Nitekim Yargıtay bir kararında “Davacı tarafından ileri sürülen bedelsizlik iddiasının, şahsi bir def'i olduğu, TTK Md. 687/1'in “Poliçeden dolayı kendisine başvurulan kişi, düzenleyen veya önceki hamillerden biriyle kendi arasında doğrudan doğruya var olan ilişkilere dayanan def'ileri başvuran hamile karşı ileri süremez; meğer ki, hamil, poliçeyi iktisap ederken bile bile borçlunun zararına hareket etmiş olsun…” düzenlemesini içerdiği, bu hükme göre şahsî def'îlerin kural olarak hamile karşı ileri sürülmesi söz konusu olmayacağı ancak hamil poliçeyi devralırken bile bile borçlunun zararına hareket ederse, bu durumda şahsî def'îlerin hamile karşı da ileri sürülebileceği ve anılan bu düzenleme TTK'nın 818. maddesi göndermesi nedeniyle çekler hakkında da uygulanacağı, davacının davalının dava konusu çeki bedelsiz olduğunu bilerek devraldığını ispat etmesi gerektiği ve bu yöndeki bir iddianın tanık dahil her türlü delille ispat edilebileceği göz önünde tutulduğunda; davacı tanıkları dinlenmiş ise de dinlenen tanıklar, davalının çeki devraldığı anda çekin bedelsiz olduğunu bildiği yönünde beyanda bulunmadığından ve dolayısıyla bu husus ispat edilebilmiş olmadığından davalı hakkındaki davanın kabulüne karar verilmesi doğru görülmemiş bozmayı gerektirmiştir.” şeklinde hüküm kurmuştur.

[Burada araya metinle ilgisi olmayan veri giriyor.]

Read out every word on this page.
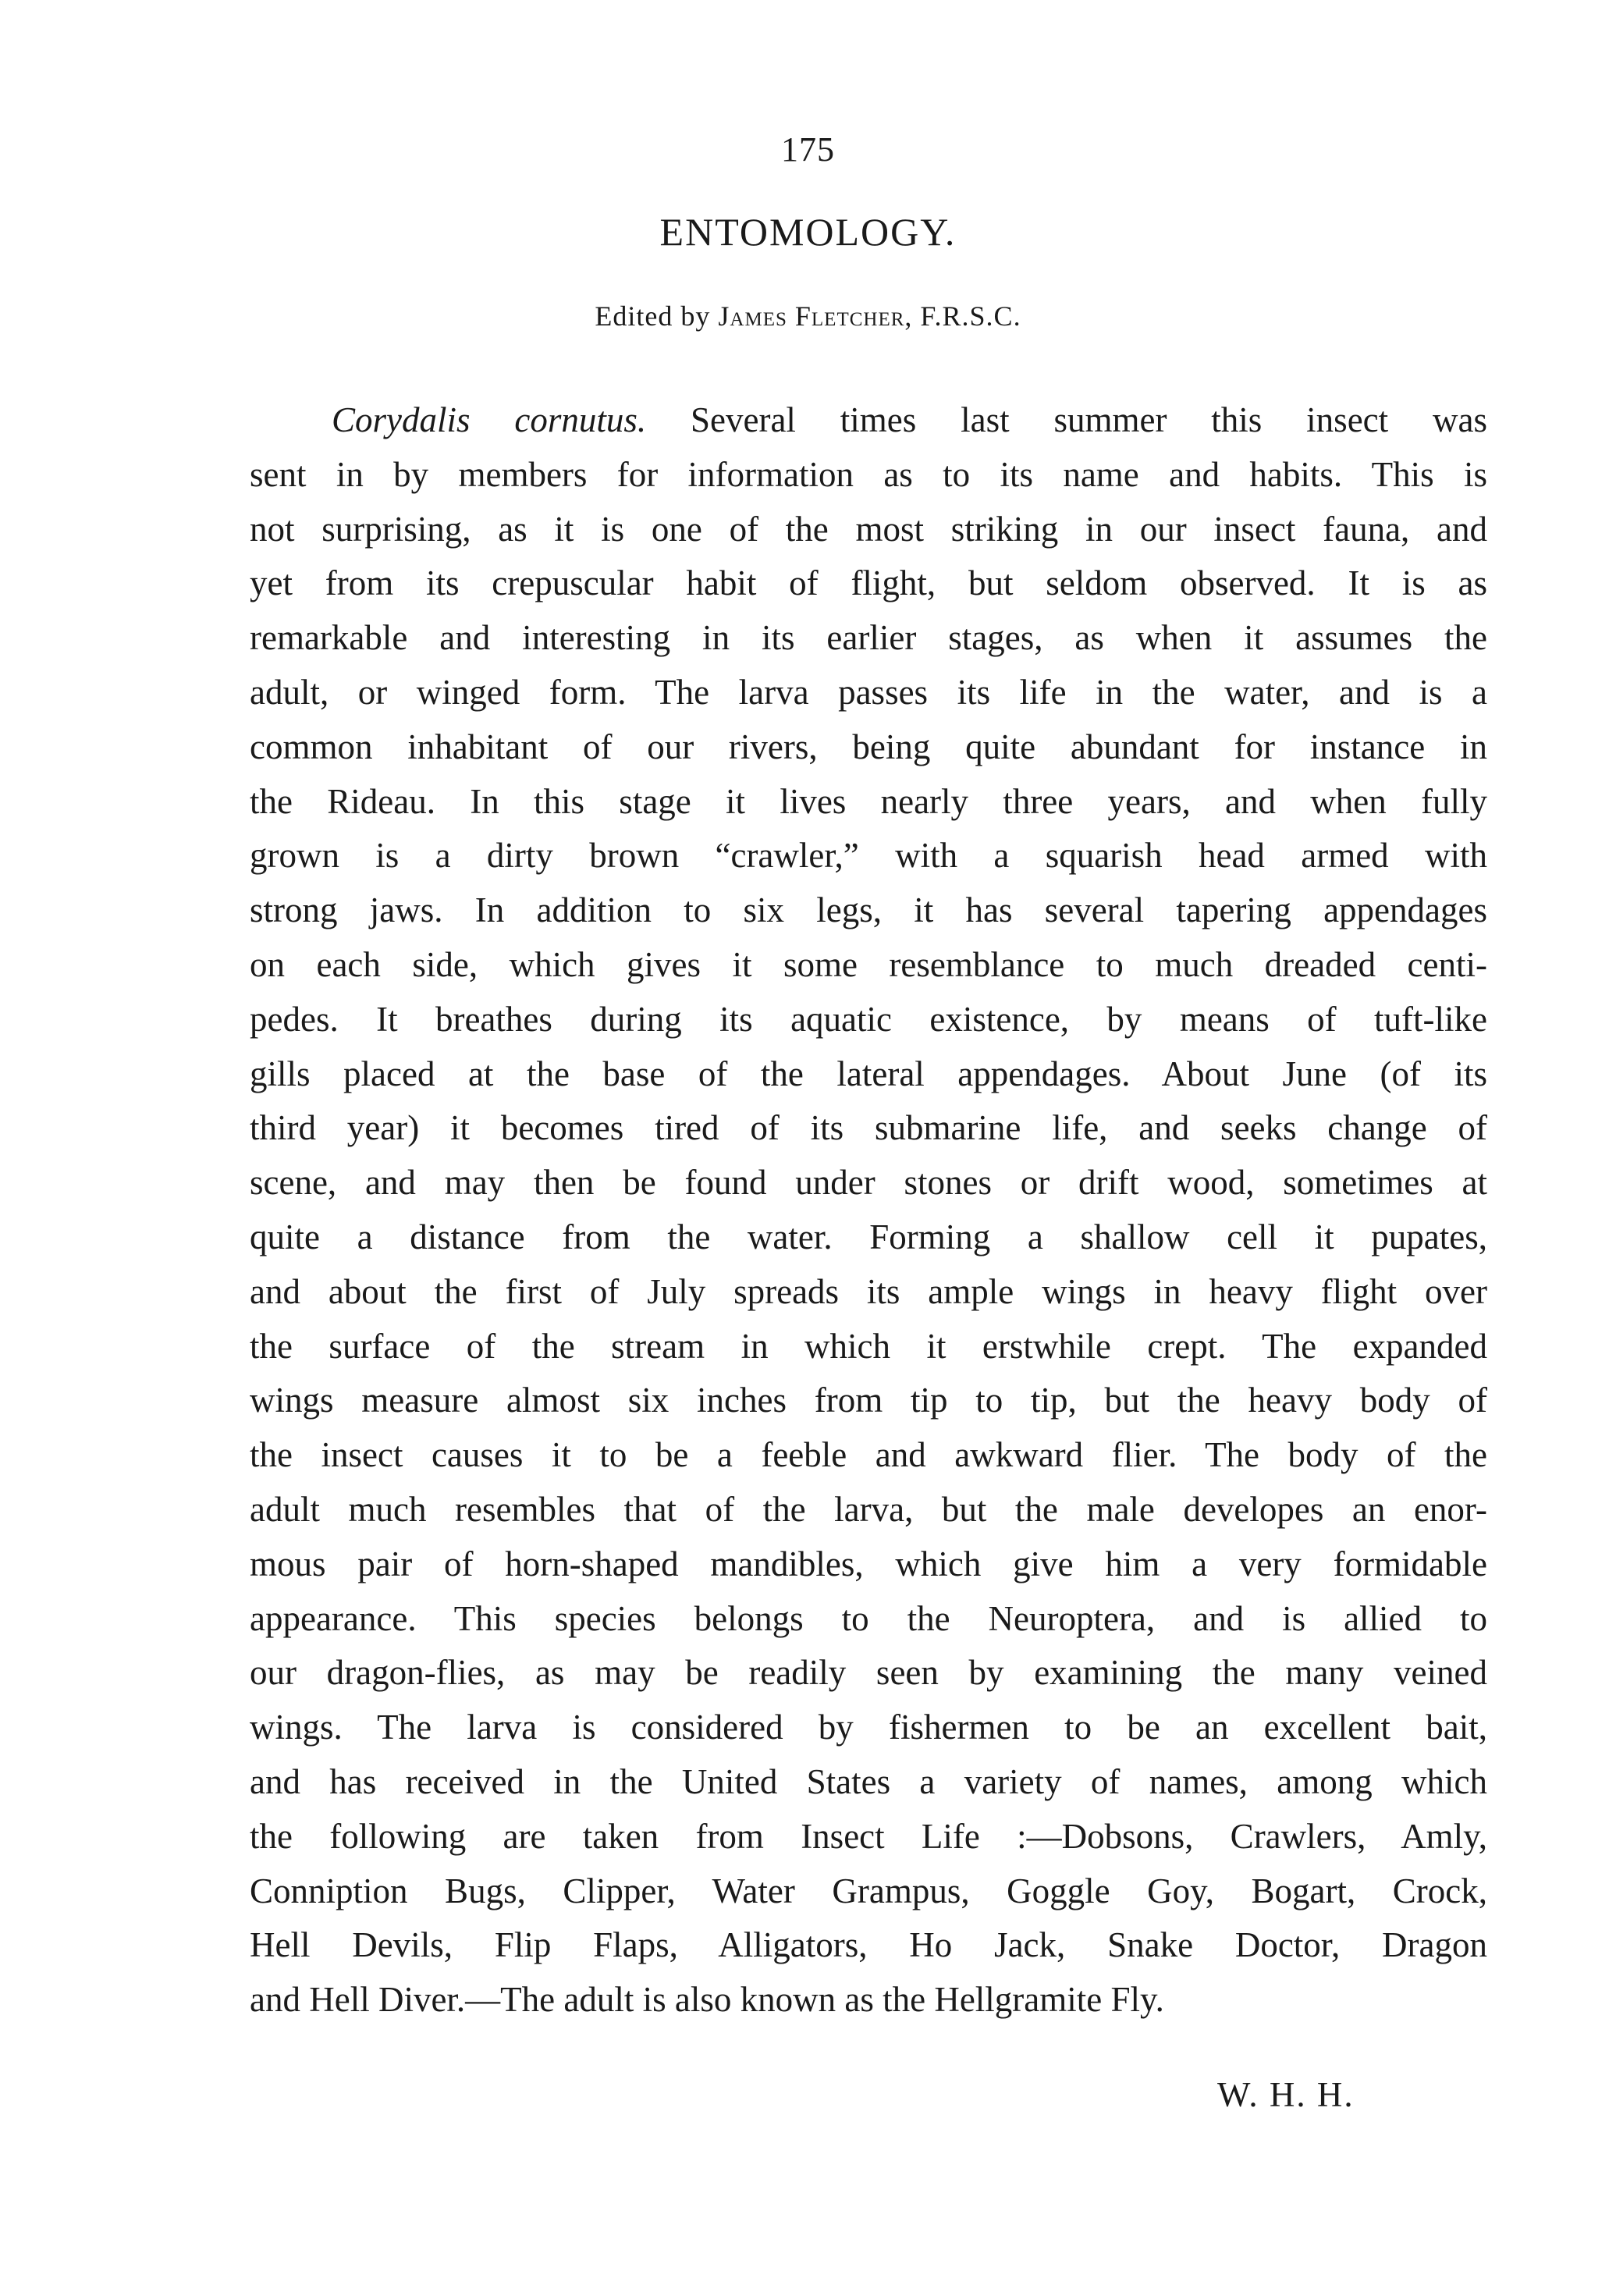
175
ENTOMOLOGY.
Edited by James Fletcher, F.R.S.C.
Corydalis cornutus. Several times last summer this insect was
sent in by members for information as to its name and habits. This is
not surprising, as it is one of the most striking in our insect fauna, and
yet from its crepuscular habit of flight, but seldom observed. It is as
remarkable and interesting in its earlier stages, as when it assumes the
adult, or winged form. The larva passes its life in the water, and is a
common inhabitant of our rivers, being quite abundant for instance in
the Rideau. In this stage it lives nearly three years, and when fully
grown is a dirty brown “crawler,” with a squarish head armed with
strong jaws. In addition to six legs, it has several tapering appendages
on each side, which gives it some resemblance to much dreaded centi-
pedes. It breathes during its aquatic existence, by means of tuft-like
gills placed at the base of the lateral appendages. About June (of its
third year) it becomes tired of its submarine life, and seeks change of
scene, and may then be found under stones or drift wood, sometimes at
quite a distance from the water. Forming a shallow cell it pupates,
and about the first of July spreads its ample wings in heavy flight over
the surface of the stream in which it erstwhile crept. The expanded
wings measure almost six inches from tip to tip, but the heavy body of
the insect causes it to be a feeble and awkward flier. The body of the
adult much resembles that of the larva, but the male developes an enor-
mous pair of horn-shaped mandibles, which give him a very formidable
appearance. This species belongs to the Neuroptera, and is allied to
our dragon-flies, as may be readily seen by examining the many veined
wings. The larva is considered by fishermen to be an excellent bait,
and has received in the United States a variety of names, among which
the following are taken from Insect Life :—Dobsons, Crawlers, Amly,
Conniption Bugs, Clipper, Water Grampus, Goggle Goy, Bogart, Crock,
Hell Devils, Flip Flaps, Alligators, Ho Jack, Snake Doctor, Dragon
and Hell Diver.—The adult is also known as the Hellgramite Fly.
W. H. H.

Cirantanın Bedelsizlik İddiası 

Bunun dışında bedelsizlik senedin ciro edilmesine sebep olan temel ilişkiden kaynaklanmış olabilir. Böylesi durumlarda kendisine başvurulan ciranta bedelsizlik nedeniyle menfi tespit davası açabilir. Bir ciranta sadece kendisinden sonra gelen ve temel ilişki içerisinde bulunduğu cirantaya karşı bedelsizlik iddiasında bulunabilir.

BEDELSİZ SENET İSPAT

Bedelsizlik iddiası ancak senetle ispat edilebilir. Tanıkla ispat yapılamaz. Bedelsizlik iddiasında bulunan borçlu senedin bedelsiz kaldığını ispat etmek zorundadır. İspat yükü borçludadır. 

“Davaya konu bonoların bedelsiz kaldığının ispat yükü davacıya ait olup bu iddianın 6100 sayılı HMK'nın 201. (HUMK'un 290) maddesi uyarınca yazılı delillerle ispatı gerekmektedir.” Yargıtay 19. HD.

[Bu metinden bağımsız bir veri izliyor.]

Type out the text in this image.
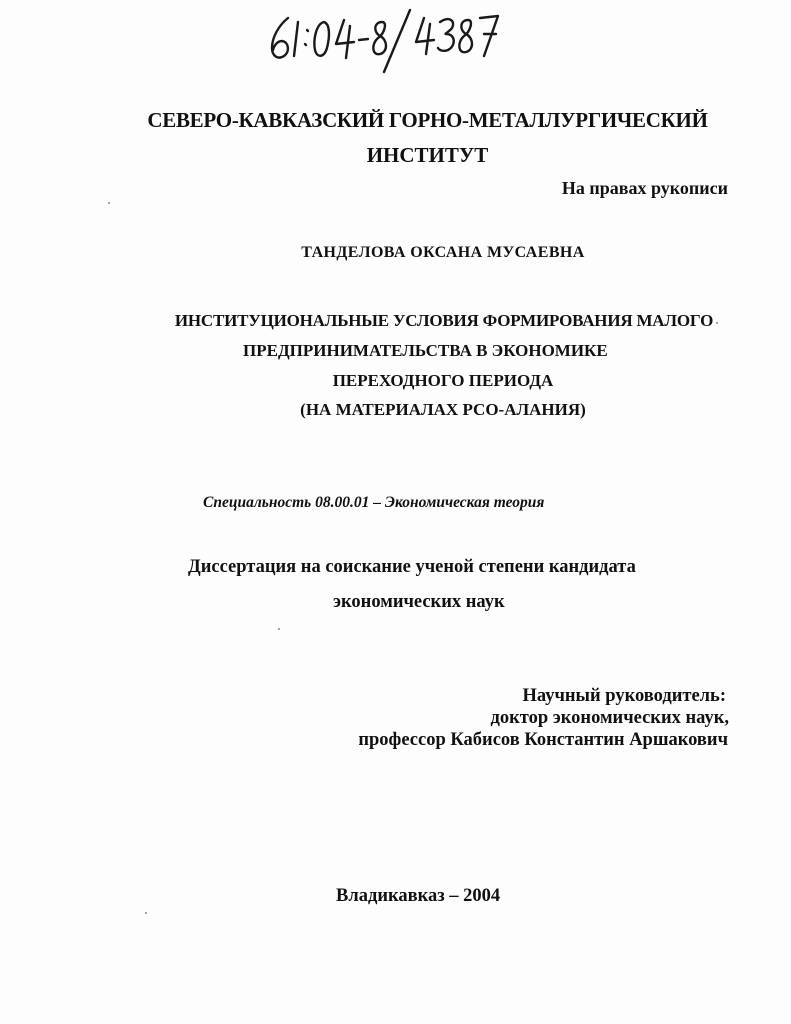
СЕВЕРО-КАВКАЗСКИЙ ГОРНО-МЕТАЛЛУРГИЧЕСКИЙ

ИНСТИТУТ

На правах рукописи

ТАНДЕЛОВА ОКСАНА МУСАЕВНА

ИНСТИТУЦИОНАЛЬНЫЕ УСЛОВИЯ ФОРМИРОВАНИЯ МАЛОГО

ПРЕДПРИНИМАТЕЛЬСТВА В ЭКОНОМИКЕ

ПЕРЕХОДНОГО ПЕРИОДА

(НА МАТЕРИАЛАХ РСО-АЛАНИЯ)

Специальность 08.00.01 – Экономическая теория

Диссертация на соискание ученой степени кандидата

экономических наук

Научный руководитель:

доктор экономических наук,

профессор Кабисов Константин Аршакович

Владикавказ – 2004
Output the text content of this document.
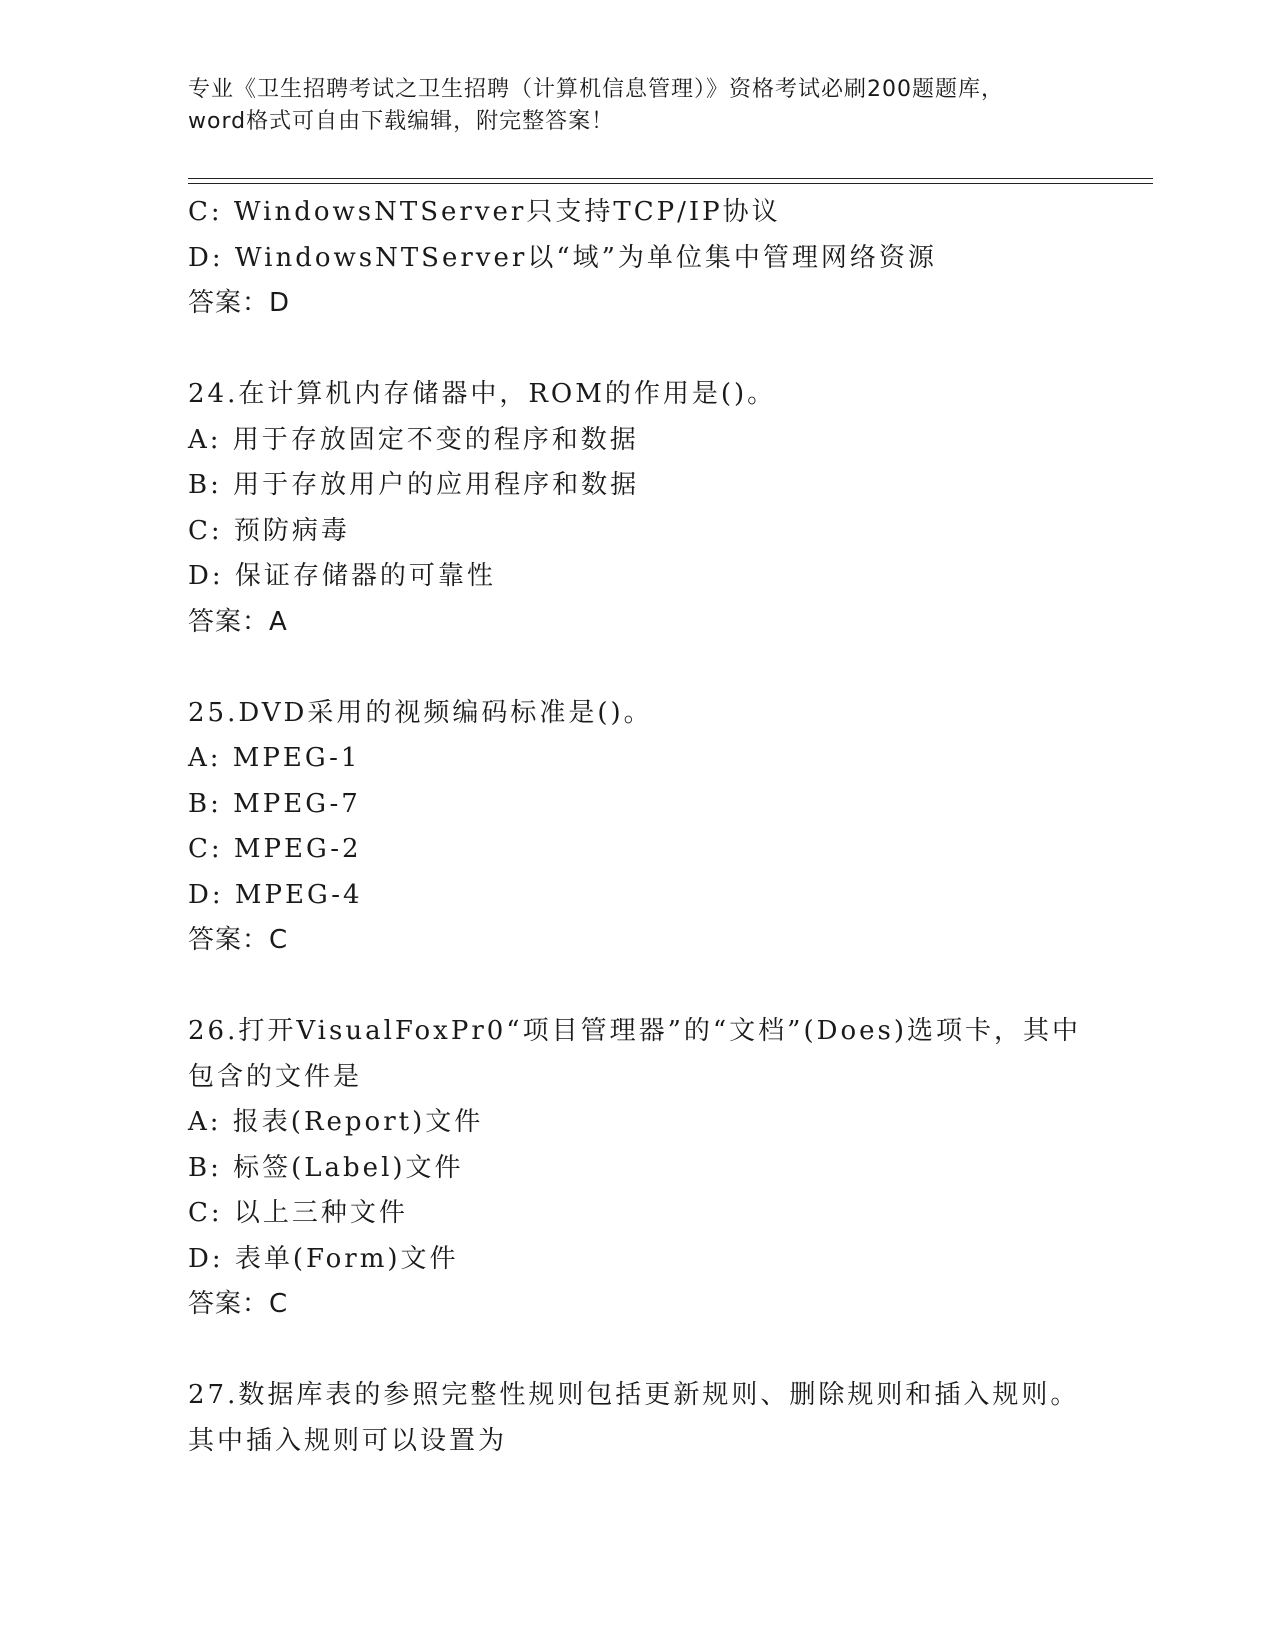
专业《卫生招聘考试之卫生招聘（计算机信息管理）》资格考试必刷200题题库，
word格式可自由下载编辑，附完整答案！
C: WindowsNTServer只支持TCP/IP协议
D: WindowsNTServer以“域”为单位集中管理网络资源
答案：D
24.在计算机内存储器中，ROM的作用是()。
A: 用于存放固定不变的程序和数据
B: 用于存放用户的应用程序和数据
C: 预防病毒
D: 保证存储器的可靠性
答案：A
25.DVD采用的视频编码标准是()。
A: MPEG-1
B: MPEG-7
C: MPEG-2
D: MPEG-4
答案：C
26.打开VisualFoxPr0“项目管理器”的“文档”(Does)选项卡，其中
包含的文件是
A: 报表(Report)文件
B: 标签(Label)文件
C: 以上三种文件
D: 表单(Form)文件
答案：C
27.数据库表的参照完整性规则包括更新规则、删除规则和插入规则。
其中插入规则可以设置为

MENFİ TESPİT İCRANIN DURDURULMASI

1-İcra Takibinden Önce Menfi Tespit Davası 

Senet borçlusunun icra takibinden önce menfi tespit davası açabilmesi için hukuki yararının bulunması gerekir. Yargıtay bedelsizlik davalarında hukuki yararın var olduğunu kabul etmektedir. Çünkü borçlu olası bir takip riski ile tehdit altındadır. Kambiyo senetlerine dayalı icra takiplerinde borca itiraz edilmesi takibi durdurmaz. Bu nedenle icra tehdidi altındaki borçlu takip başlatılmadan önce bir menfi tespit davası açarak ihtiyadi tedbir talep edebilir. Mahkeme %15’ten aşağı olmamak üzere teminat yatırılmasının ardından senedin icra takibe konulmamasını şayet takip başladıysa menfi tespit davası sonuçlanıncaya kadar durdurulmasına karar verebilir.

 2- İcra Takibinden Sonra Menfi Tespit Davası 

İcra takibi başlatıldıktan sonra menfi tespit davası açılırsa açılan dava takibi durdurmaz. Fakat borçlu teminat karşılığında icra veznesindeki paranın alacaklıya ödenmesini engelleyebilir.

BEDELSİZ SENET GÖREVLİ MAHKEME

Senedin bedelsiz kaldığı ile ilgili menfi tespit davalarında görevli mahkeme asliye ticaret mahkemesidir. Tüketici senetleri bakımından ise tüketici mahkemeleri görevlidir.

Nitekim İstanbul Bölge Adliye Mahkemesi 12. Dairesi 2020 tarihli bir kararında “Dava, takibe konu senetler nedeniyle borçlu olmadığının tespiti istemine ilişkin menfi tespit davasıdır. Olayda, ilgili davada ticaret mahkemesi görevli olduğu gerekçesiyle görevsizlik kararı verilmiş olup, taraflarca istinaf edilmeden kesinleşen bu görevsizlik kararı ile mahkeme bağlı olmayıp kamu düzenine ilişkin görev hususu resen her aşamada değerlendirilmelidir. 

Davalı tarafça sunulan delillere göre dava konusu bonoların davacının tarafı olduğu Satış Vaadi Sözleşmesi uyarınca düzenlenen sıralı bonolar olduğu tespit edilmiş olup, davacının tüketici sıfatını haiz ve söz konusu işlem tüketici işlemi olduğunun kabulü gerekir. 

Tüketici konumundaki davacı tarafından cirantaya karşı açılan işbu davada tüketici mahkemesi görevlidir. Buna göre mahkemece görev konusunda bir inceleme yapılmaksızın işin esasına girilerek karar verilmesi hatalıdır. Açıklanan nedenlerle, mahkemenin kararının kaldırılması gerekir.” şeklinde hüküm kurmuştur.